Pothanikkad  or Pothanicad is a village in Ernakulam district in the Indian state of Kerala.
It's also the first village to achieve 96.00% literacy in India. However, In 2011, literacy rate of Mallappally village was 96.92 % compared to 94.00 % of Kerala, the highest in India. In Mallappally Male literacy stands at 96.85 % while female literacy rate was 96.99 %.
 Back to the village, the name Pothanikkad derives from the Malayalam words poth, meaning buffalo, anaa, meaning elephant, and kaddu, meaning forest, as it was originally a forest with wild buffalos and elephants. Now, this small village has developed into one of the most educated and culturally advanced villages in Kerala. St. Mary's High School is the oldest high school in Pothanicad, where very prominent people in the society and many local politicians have been educated. St. John's Higher Secondary  school Pulinthanam is a pioneering educational institution in the village. A government Lower Primary school and two other private Senior Secondary High schools, following CBSE curriculum, also provides better educational opportunities for the young community.

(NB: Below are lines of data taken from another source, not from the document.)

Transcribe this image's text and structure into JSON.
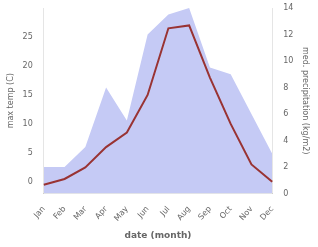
{
  "chart_data": {
    "type": "line",
    "xlabel": "date (month)",
    "ylabel": "max temp (C)",
    "y2label": "med. precipitation (kg/m2)",
    "categories": [
      "Jan",
      "Feb",
      "Mar",
      "Apr",
      "May",
      "Jun",
      "Jul",
      "Aug",
      "Sep",
      "Oct",
      "Nov",
      "Dec"
    ],
    "series": [
      {
        "type": "line",
        "color": "#993333",
        "values": [
          -0.5,
          0.5,
          2.5,
          6.0,
          8.5,
          15.0,
          26.5,
          27.0,
          18.0,
          10.0,
          3.0,
          0.0
        ]
      },
      {
        "type": "area",
        "axis": "y2",
        "color": "#c5caf5",
        "values": [
          2.0,
          2.0,
          3.5,
          8.0,
          5.5,
          12.0,
          13.5,
          14.0,
          9.5,
          9.0,
          6.0,
          3.0
        ]
      }
    ],
    "ylim": [
      -2,
      30
    ],
    "yticks": [
      0,
      5,
      10,
      15,
      20,
      25
    ],
    "y2lim": [
      0,
      14
    ],
    "y2ticks": [
      0,
      2,
      4,
      6,
      8,
      10,
      12,
      14
    ],
    "grid": false
  }
}
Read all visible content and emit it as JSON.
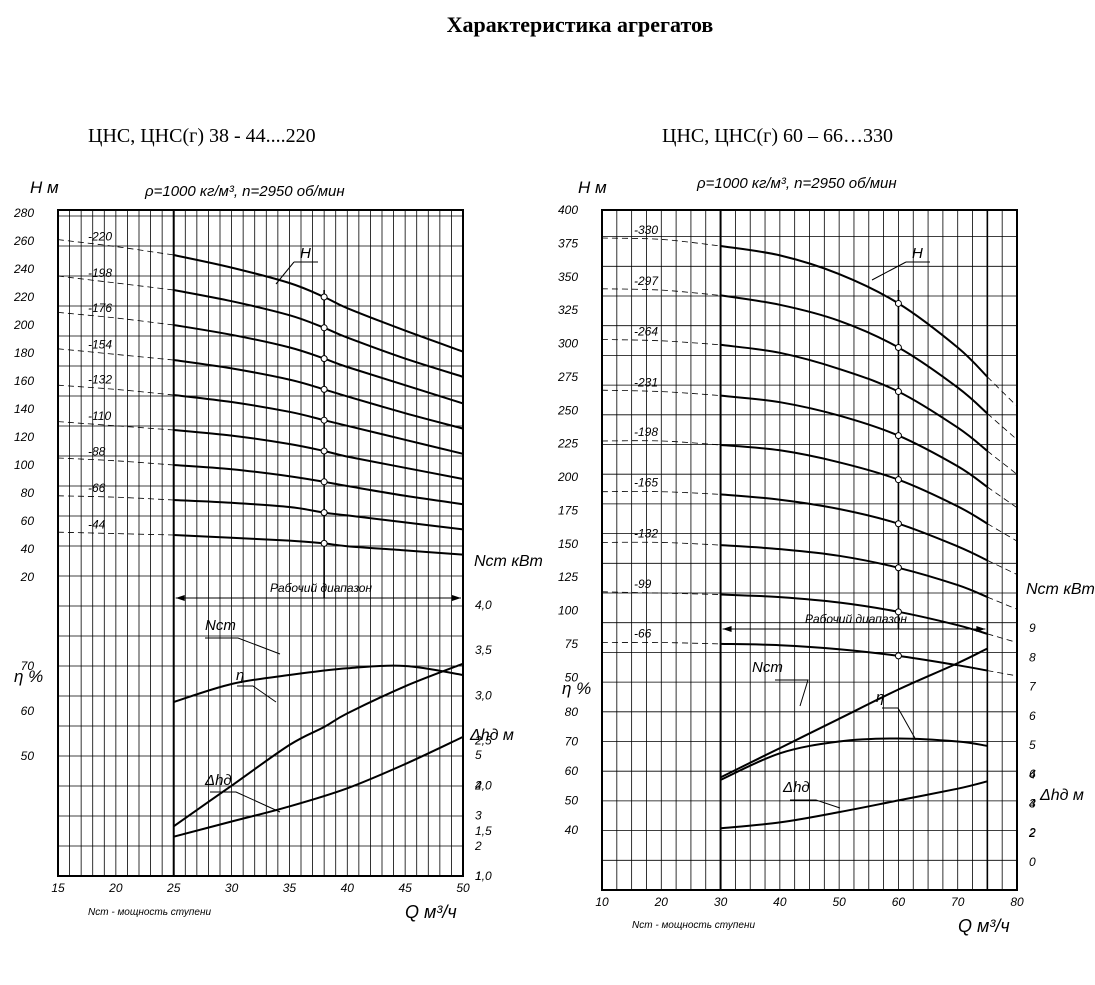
{
  "page": {
    "title": "Характеристика агрегатов"
  },
  "chart_data": [
    {
      "type": "line",
      "title": "ЦНС, ЦНС(г) 38 - 44....220",
      "subtitle": "ρ=1000 кг/м³, n=2950 об/мин",
      "xlabel": "Q м³/ч",
      "x_note": "Nст - мощность ступени",
      "y_label_H": "H м",
      "y_label_eta": "η %",
      "y_label_N": "Nст кВт",
      "y_label_dh": "Δhд м",
      "x_ticks": [
        15,
        20,
        25,
        30,
        35,
        40,
        45,
        50
      ],
      "x_range": [
        15,
        50
      ],
      "H_range": [
        0,
        280
      ],
      "H_ticks": [
        20,
        40,
        60,
        80,
        100,
        120,
        140,
        160,
        180,
        200,
        220,
        240,
        260,
        280
      ],
      "eta_ticks": [
        50,
        60,
        70
      ],
      "N_ticks": [
        "1,0",
        "1,5",
        "2,0",
        "2,5",
        "3,0",
        "3,5",
        "4,0"
      ],
      "dh_ticks": [
        1,
        2,
        3,
        4,
        5
      ],
      "working_range": [
        25,
        50
      ],
      "working_range_label": "Рабочий диапазон",
      "nominal_Q": 38,
      "series": [
        {
          "name": "-44",
          "points": [
            [
              15,
              52
            ],
            [
              20,
              51
            ],
            [
              25,
              50
            ],
            [
              30,
              48
            ],
            [
              35,
              46
            ],
            [
              38,
              44
            ],
            [
              40,
              42
            ],
            [
              45,
              39
            ],
            [
              50,
              36
            ]
          ]
        },
        {
          "name": "-66",
          "points": [
            [
              15,
              78
            ],
            [
              20,
              77
            ],
            [
              25,
              75
            ],
            [
              30,
              73
            ],
            [
              35,
              70
            ],
            [
              38,
              66
            ],
            [
              40,
              64
            ],
            [
              45,
              59
            ],
            [
              50,
              54
            ]
          ]
        },
        {
          "name": "-88",
          "points": [
            [
              15,
              105
            ],
            [
              20,
              103
            ],
            [
              25,
              100
            ],
            [
              30,
              97
            ],
            [
              35,
              92
            ],
            [
              38,
              88
            ],
            [
              40,
              85
            ],
            [
              45,
              78
            ],
            [
              50,
              72
            ]
          ]
        },
        {
          "name": "-110",
          "points": [
            [
              15,
              131
            ],
            [
              20,
              128
            ],
            [
              25,
              125
            ],
            [
              30,
              121
            ],
            [
              35,
              115
            ],
            [
              38,
              110
            ],
            [
              40,
              106
            ],
            [
              45,
              98
            ],
            [
              50,
              90
            ]
          ]
        },
        {
          "name": "-132",
          "points": [
            [
              15,
              157
            ],
            [
              20,
              154
            ],
            [
              25,
              150
            ],
            [
              30,
              145
            ],
            [
              35,
              138
            ],
            [
              38,
              132
            ],
            [
              40,
              128
            ],
            [
              45,
              118
            ],
            [
              50,
              108
            ]
          ]
        },
        {
          "name": "-154",
          "points": [
            [
              15,
              183
            ],
            [
              20,
              179
            ],
            [
              25,
              175
            ],
            [
              30,
              169
            ],
            [
              35,
              161
            ],
            [
              38,
              154
            ],
            [
              40,
              149
            ],
            [
              45,
              137
            ],
            [
              50,
              126
            ]
          ]
        },
        {
          "name": "-176",
          "points": [
            [
              15,
              209
            ],
            [
              20,
              205
            ],
            [
              25,
              200
            ],
            [
              30,
              193
            ],
            [
              35,
              184
            ],
            [
              38,
              176
            ],
            [
              40,
              170
            ],
            [
              45,
              157
            ],
            [
              50,
              144
            ]
          ]
        },
        {
          "name": "-198",
          "points": [
            [
              15,
              235
            ],
            [
              20,
              230
            ],
            [
              25,
              225
            ],
            [
              30,
              217
            ],
            [
              35,
              207
            ],
            [
              38,
              198
            ],
            [
              40,
              191
            ],
            [
              45,
              176
            ],
            [
              50,
              163
            ]
          ]
        },
        {
          "name": "-220",
          "points": [
            [
              15,
              261
            ],
            [
              20,
              256
            ],
            [
              25,
              250
            ],
            [
              30,
              241
            ],
            [
              35,
              230
            ],
            [
              38,
              220
            ],
            [
              40,
              212
            ],
            [
              45,
              196
            ],
            [
              50,
              181
            ]
          ]
        }
      ],
      "H_label": "H",
      "N_curve": {
        "name": "Nст",
        "points": [
          [
            25,
            1.55
          ],
          [
            30,
            2.0
          ],
          [
            35,
            2.45
          ],
          [
            38,
            2.65
          ],
          [
            40,
            2.8
          ],
          [
            45,
            3.1
          ],
          [
            50,
            3.35
          ]
        ]
      },
      "eta_curve": {
        "name": "η",
        "points": [
          [
            25,
            62
          ],
          [
            30,
            66
          ],
          [
            35,
            68
          ],
          [
            40,
            69.5
          ],
          [
            45,
            70
          ],
          [
            50,
            68
          ]
        ]
      },
      "dh_curve": {
        "name": "Δhд",
        "points": [
          [
            25,
            2.3
          ],
          [
            30,
            2.8
          ],
          [
            35,
            3.3
          ],
          [
            40,
            3.9
          ],
          [
            45,
            4.7
          ],
          [
            50,
            5.6
          ]
        ]
      }
    },
    {
      "type": "line",
      "title": "ЦНС, ЦНС(г) 60 – 66…330",
      "subtitle": "ρ=1000 кг/м³, n=2950 об/мин",
      "xlabel": "Q м³/ч",
      "x_note": "Nст - мощность ступени",
      "y_label_H": "H м",
      "y_label_eta": "η %",
      "y_label_N": "Nст кВт",
      "y_label_dh": "Δhд м",
      "x_ticks": [
        10,
        20,
        30,
        40,
        50,
        60,
        70,
        80
      ],
      "x_range": [
        10,
        80
      ],
      "H_range": [
        0,
        400
      ],
      "H_ticks": [
        50,
        75,
        100,
        125,
        150,
        175,
        200,
        225,
        250,
        275,
        300,
        325,
        350,
        375,
        400
      ],
      "eta_ticks": [
        40,
        50,
        60,
        70,
        80
      ],
      "N_ticks": [
        2,
        3,
        4,
        5,
        6,
        7,
        8,
        9
      ],
      "dh_ticks": [
        0,
        2,
        4,
        6
      ],
      "working_range": [
        30,
        75
      ],
      "working_range_label": "Рабочий диапазон",
      "nominal_Q": 60,
      "series": [
        {
          "name": "-66",
          "points": [
            [
              10,
              76
            ],
            [
              20,
              76
            ],
            [
              30,
              75
            ],
            [
              40,
              74
            ],
            [
              50,
              71
            ],
            [
              60,
              66
            ],
            [
              70,
              59
            ],
            [
              80,
              51
            ]
          ]
        },
        {
          "name": "-99",
          "points": [
            [
              10,
              114
            ],
            [
              20,
              113
            ],
            [
              30,
              112
            ],
            [
              40,
              110
            ],
            [
              50,
              106
            ],
            [
              60,
              99
            ],
            [
              70,
              89
            ],
            [
              80,
              76
            ]
          ]
        },
        {
          "name": "-132",
          "points": [
            [
              10,
              151
            ],
            [
              20,
              151
            ],
            [
              30,
              149
            ],
            [
              40,
              146
            ],
            [
              50,
              141
            ],
            [
              60,
              132
            ],
            [
              70,
              119
            ],
            [
              80,
              101
            ]
          ]
        },
        {
          "name": "-165",
          "points": [
            [
              10,
              189
            ],
            [
              20,
              189
            ],
            [
              30,
              187
            ],
            [
              40,
              183
            ],
            [
              50,
              176
            ],
            [
              60,
              165
            ],
            [
              70,
              148
            ],
            [
              80,
              127
            ]
          ]
        },
        {
          "name": "-198",
          "points": [
            [
              10,
              227
            ],
            [
              20,
              227
            ],
            [
              30,
              224
            ],
            [
              40,
              220
            ],
            [
              50,
              211
            ],
            [
              60,
              198
            ],
            [
              70,
              178
            ],
            [
              80,
              152
            ]
          ]
        },
        {
          "name": "-231",
          "points": [
            [
              10,
              265
            ],
            [
              20,
              264
            ],
            [
              30,
              261
            ],
            [
              40,
              256
            ],
            [
              50,
              246
            ],
            [
              60,
              231
            ],
            [
              70,
              208
            ],
            [
              80,
              177
            ]
          ]
        },
        {
          "name": "-264",
          "points": [
            [
              10,
              303
            ],
            [
              20,
              302
            ],
            [
              30,
              299
            ],
            [
              40,
              293
            ],
            [
              50,
              281
            ],
            [
              60,
              264
            ],
            [
              70,
              237
            ],
            [
              80,
              202
            ]
          ]
        },
        {
          "name": "-297",
          "points": [
            [
              10,
              341
            ],
            [
              20,
              340
            ],
            [
              30,
              336
            ],
            [
              40,
              329
            ],
            [
              50,
              317
            ],
            [
              60,
              297
            ],
            [
              70,
              267
            ],
            [
              80,
              228
            ]
          ]
        },
        {
          "name": "-330",
          "points": [
            [
              10,
              379
            ],
            [
              20,
              378
            ],
            [
              30,
              373
            ],
            [
              40,
              366
            ],
            [
              50,
              352
            ],
            [
              60,
              330
            ],
            [
              70,
              297
            ],
            [
              80,
              253
            ]
          ]
        }
      ],
      "H_label": "H",
      "N_curve": {
        "name": "Nст",
        "points": [
          [
            30,
            3.9
          ],
          [
            40,
            4.9
          ],
          [
            50,
            5.9
          ],
          [
            60,
            6.9
          ],
          [
            70,
            7.8
          ],
          [
            75,
            8.3
          ]
        ]
      },
      "eta_curve": {
        "name": "η",
        "points": [
          [
            30,
            57
          ],
          [
            40,
            66
          ],
          [
            50,
            70
          ],
          [
            60,
            71
          ],
          [
            70,
            70
          ],
          [
            75,
            68.5
          ]
        ]
      },
      "dh_curve": {
        "name": "Δhд",
        "points": [
          [
            30,
            2.3
          ],
          [
            40,
            2.7
          ],
          [
            50,
            3.4
          ],
          [
            60,
            4.2
          ],
          [
            70,
            5.0
          ],
          [
            75,
            5.5
          ]
        ]
      }
    }
  ]
}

Pothanikkad is 16 km away from Thommankuthu Water Falls, the nearest tourist location and approximately 22 km from well known Thattekad Bird Sanctuary near Kothamangalam. It is also known for churches like Pothanicad St. Mary's Jacobite Syrian Church, Ummanikkunnu St. Mary's Orthodox Syrian Church and St Xavier's Catholic Church. The village is also known for the festival of ‘ilaneerattam’ hosted by the Thrikkeppadi Sri Mahadev Temple.

Prominent Indian industrialist C J George hails from Pothanikkad.

Demographics
 India census, Pothanikkad had a population of 19,309 with 9,620 males and 9,689 females.